Quando paramos para ponderar se armas nucleares contribuem ou não para a paz mundial encaramos uma série de dicotomias: desde o clássico “sim” versus “não”, à colisão entre discursos estatísticos e discursos moralistas, ao incontornável debate entre Waltz e Sagan. Contudo, o que grande parte das abordagens falham em entender é que a vida raramente se pinta a preto e branco, mas sim em tons de cinzento. O que eu pretendo alcançar neste ensaio é pôr em evidência as nuances e concluir que a resposta correta a esta pergunta não é nem “sim” nem “não”, mas antes “sim e não”.

Depois da dita “War to end all wars”, deu-se a segunda guerra mundial.

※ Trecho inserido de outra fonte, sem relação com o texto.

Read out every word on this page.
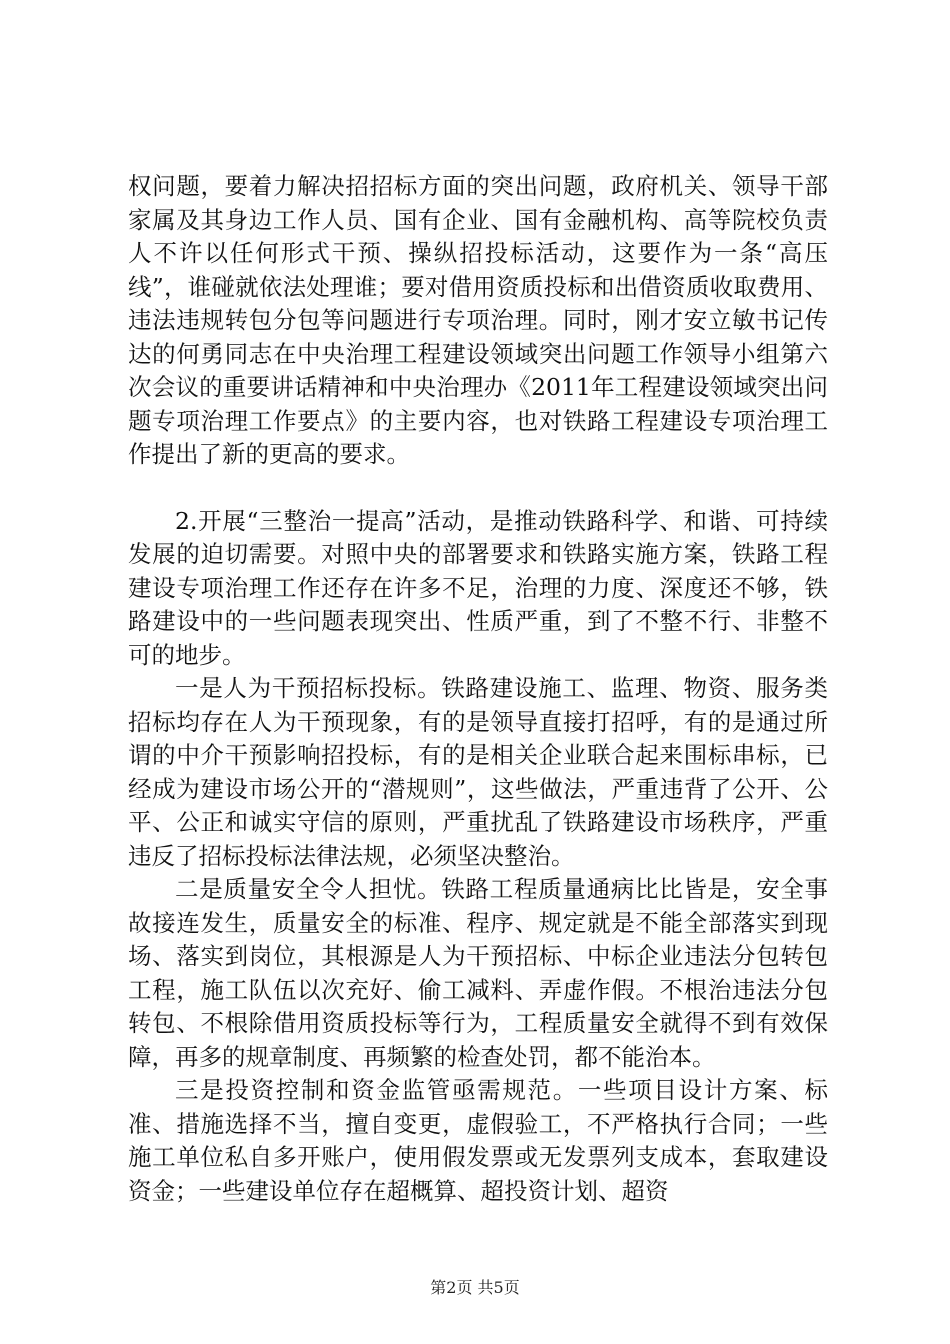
权问题，要着力解决招招标方面的突出问题，政府机关、领导干部家属及其身边工作人员、国有企业、国有金融机构、高等院校负责人不许以任何形式干预、操纵招投标活动，这要作为一条“高压线”，谁碰就依法处理谁；要对借用资质投标和出借资质收取费用、违法违规转包分包等问题进行专项治理。同时，刚才安立敏书记传达的何勇同志在中央治理工程建设领域突出问题工作领导小组第六次会议的重要讲话精神和中央治理办《2011年工程建设领域突出问题专项治理工作要点》的主要内容，也对铁路工程建设专项治理工作提出了新的更高的要求。

2.开展“三整治一提高”活动，是推动铁路科学、和谐、可持续发展的迫切需要。对照中央的部署要求和铁路实施方案，铁路工程建设专项治理工作还存在许多不足，治理的力度、深度还不够，铁路建设中的一些问题表现突出、性质严重，到了不整不行、非整不可的地步。

一是人为干预招标投标。铁路建设施工、监理、物资、服务类招标均存在人为干预现象，有的是领导直接打招呼，有的是通过所谓的中介干预影响招投标，有的是相关企业联合起来围标串标，已经成为建设市场公开的“潜规则”，这些做法，严重违背了公开、公平、公正和诚实守信的原则，严重扰乱了铁路建设市场秩序，严重违反了招标投标法律法规，必须坚决整治。

二是质量安全令人担忧。铁路工程质量通病比比皆是，安全事故接连发生，质量安全的标准、程序、规定就是不能全部落实到现场、落实到岗位，其根源是人为干预招标、中标企业违法分包转包工程，施工队伍以次充好、偷工减料、弄虚作假。不根治违法分包转包、不根除借用资质投标等行为，工程质量安全就得不到有效保障，再多的规章制度、再频繁的检查处罚，都不能治本。

三是投资控制和资金监管亟需规范。一些项目设计方案、标准、措施选择不当，擅自变更，虚假验工，不严格执行合同；一些施工单位私自多开账户，使用假发票或无发票列支成本，套取建设资金；一些建设单位存在超概算、超投资计划、超资

第2页 共5页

Na segunda metade do século passado viveu-se uma rivalidade titânica entre duas superpotências, culminando na dissolução de uma, movimentos de descolonização, crescimento célere de novas potências e um avanço tecnológico sem precedentes (Sagan e Waltz, 1995).

Apesar do mundo não ter sido estranho a alta instabilidade política e económica desde a segunda grande guerra, foi estranho a terceira edição do conflito. Porquê? Brown e Langer (2004) fizeram o reparo de que conflito é normal, ubíquo e inevitável, sendo inerente à existência humana e estando presente em qualquer sociedade. Na sociedade internacional distinguindo-se três tipos de conflito: Internacionais; Étnicos; e Civis. Porém, a tendência nas passadas décadas é de uma diminuição geral, apesar de se registar uma subida na quantidade de conflitos étnicos e civis.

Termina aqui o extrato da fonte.